Malgré ces quelques victoires, la pénurie actuelle et future des professionnels de SSRMNA inquiète les experts. Mais pour mesurer le nombre de ces professionnels, il faut d’abord les définir. Qu’est-ce qu’une sage-femme ? Si les experts ont sciemment écarté les matrones et les sages-femmes traditionnelles, la diversité des profils n’en est que peu restreinte. « Cette hétérogénéité de la classification et de la nomenclature entrave les efforts de suivi et d’analyse aux échelles nationale et mondiale, notent-ils. Par exemple, il n’existe pas dans tous les pays ni dans toutes les langues une distinction claire entre les sages-femmes et les autres catégories professionnelles, par exemple les infirmiers, les obstétriciens et les accoucheuses traditionnelles. En outre, le champ d’activité des sages-femmes
diffère d’un pays à l’autre. Une étude récente a révélé l’existence de 102 termes uniques utilisés dans les pays à revenu faible et intermédiaire pour décrire les professionnels de santé chargés d’assister les naissances. »

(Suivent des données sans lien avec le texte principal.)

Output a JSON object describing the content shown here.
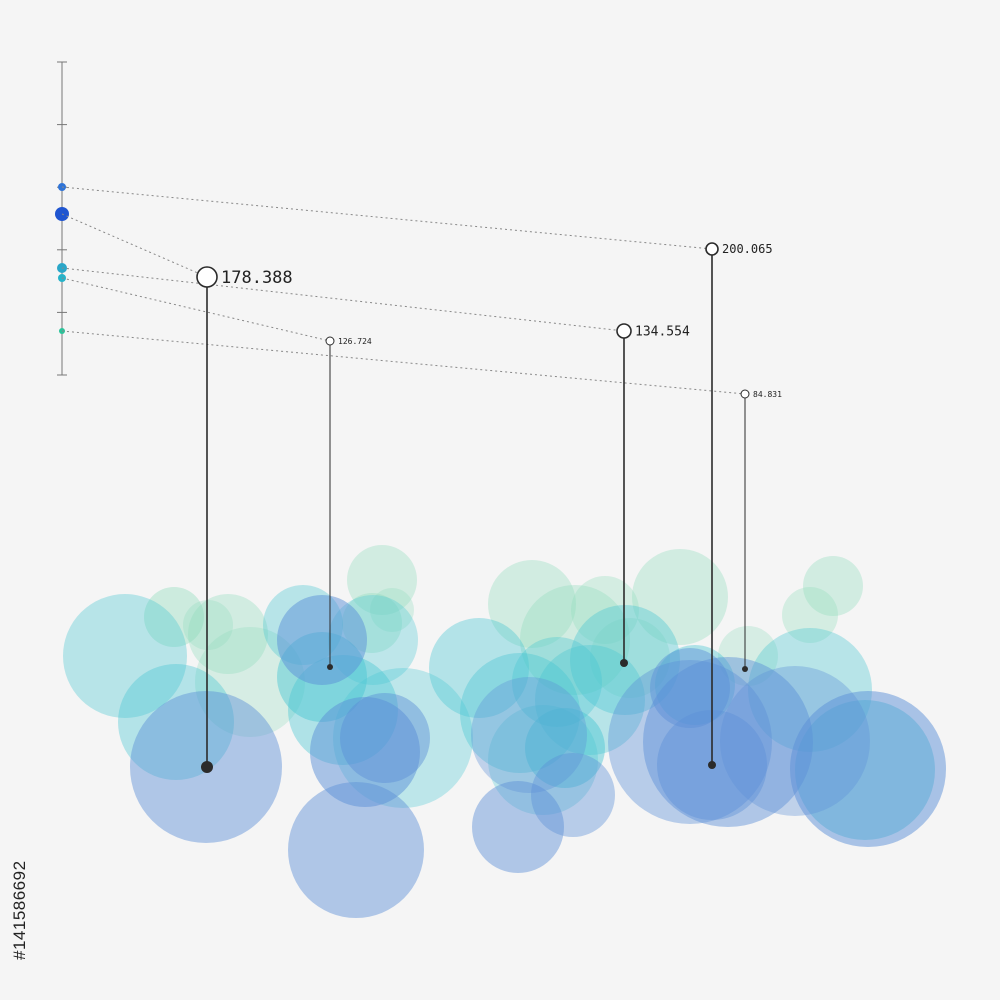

Les auteurs du rapport ont opté pour l’expression « personnel de soins de sage-femme », qui recouvre également les infirmiers formés à la pratique de sage-femme, parfois nommés « infirmiers sages-femmes ». Dans ce domaine, la collecte des données a été encore plus compliquée. Les modes différents empêchent la comparaison avec les précédents rapports sur l’état de la pratique de sage-femme dans le monde. Globalement, plus de la moitié des effectifs du personnel de soins de sage-femme se concentre en Asie du Sud-Est et en Europe. Sur les 1,9 million de prestataires de soins de sage-femme exerçant dans les pays ayant communiqué des données, 651 000 (34 %) sont des sages-femmes professionnelles, 477 000 (25 %) sont des sages-femmes auxiliaires professionnelles, 421 000 (22 %) sont des sages-femmes sans statut défini, 285 000 (15 %) sont des infirmiers sages-femmes et 60 000 (3 %) sont des infirmiers sages-femmes auxiliaires.

UN EXODE À VENIR ?

Autre stratégie : estimer le besoin en temps de travail des professionnels de SSRMNA pour assurer la couverture universelle des interventions essentielles. Globalement, le champ couvre les soins prénatals, les soins d’accouchement, les soins postnatals, la santé et le développement des
adolescents, les autres interventions de santé sexuelle et reproductive. Pour les spécialistes, il aurait fallu 6,5 milliards d’heures de travail pour satisfaire l’ensemble de ces besoins en 2019. Un nombre qui devrait atteindre 6,8 milliards d’heures en 2030. Pour le mettre en parallèle au nombre de professionnels, il faut tenir compte des temps partiels, ainsi que des conditions de travail. Des infrastructures défaillantes, des chaînes d’approvisionnement grippées, un taux d’absentéisme élevé, un niveau d’études faible, une répartition inégale des différents professionnels, affectent le nombre d’heures nécessaires pour couvrir les besoins. Ainsi, « le besoin satisfait potentiel pour l’Europe et les Amériques avoisine les 100 %, contre seulement 51 % en Afrique, notent les auteurs. Une nette tendance se dégage par catégorie de revenu : le personnel de SSRMNA pourrait répondre à 99 % du besoin dans les pays à revenu élevé, contre seulement 41 % dans les pays à faible revenu. » Pour les auteurs, tous les pays ne sont pas touchés par une pénurie de soignants, mais parmi ceux qui le sont, « la pénurie totale au vu des besoins atteint 1,1 million de sages-femmes, médecins pratiquant des activités de SSRMNA et personnel infirmier EDS (équivalent dédié à la SSRMNA), dont 0,9 million de sages-femmes/infirmiers sages-femmes EDS. L’Afrique est la première région touchée par cette pénurie (56 %). Les deux autres régions les plus touchées sont la Méditerranée orientale et les Amériques. » Les auteurs craignent également un exode des professionnels de santé, consécutif aux souffrances accumulées pendant la crise sanitaire. Il viendrait renforcer la pénurie actuelle de soignants et augure des temps difficiles. Partout, les sages-femmes sont fatiguées. Les organisations internationales appellent solennellement à les protéger.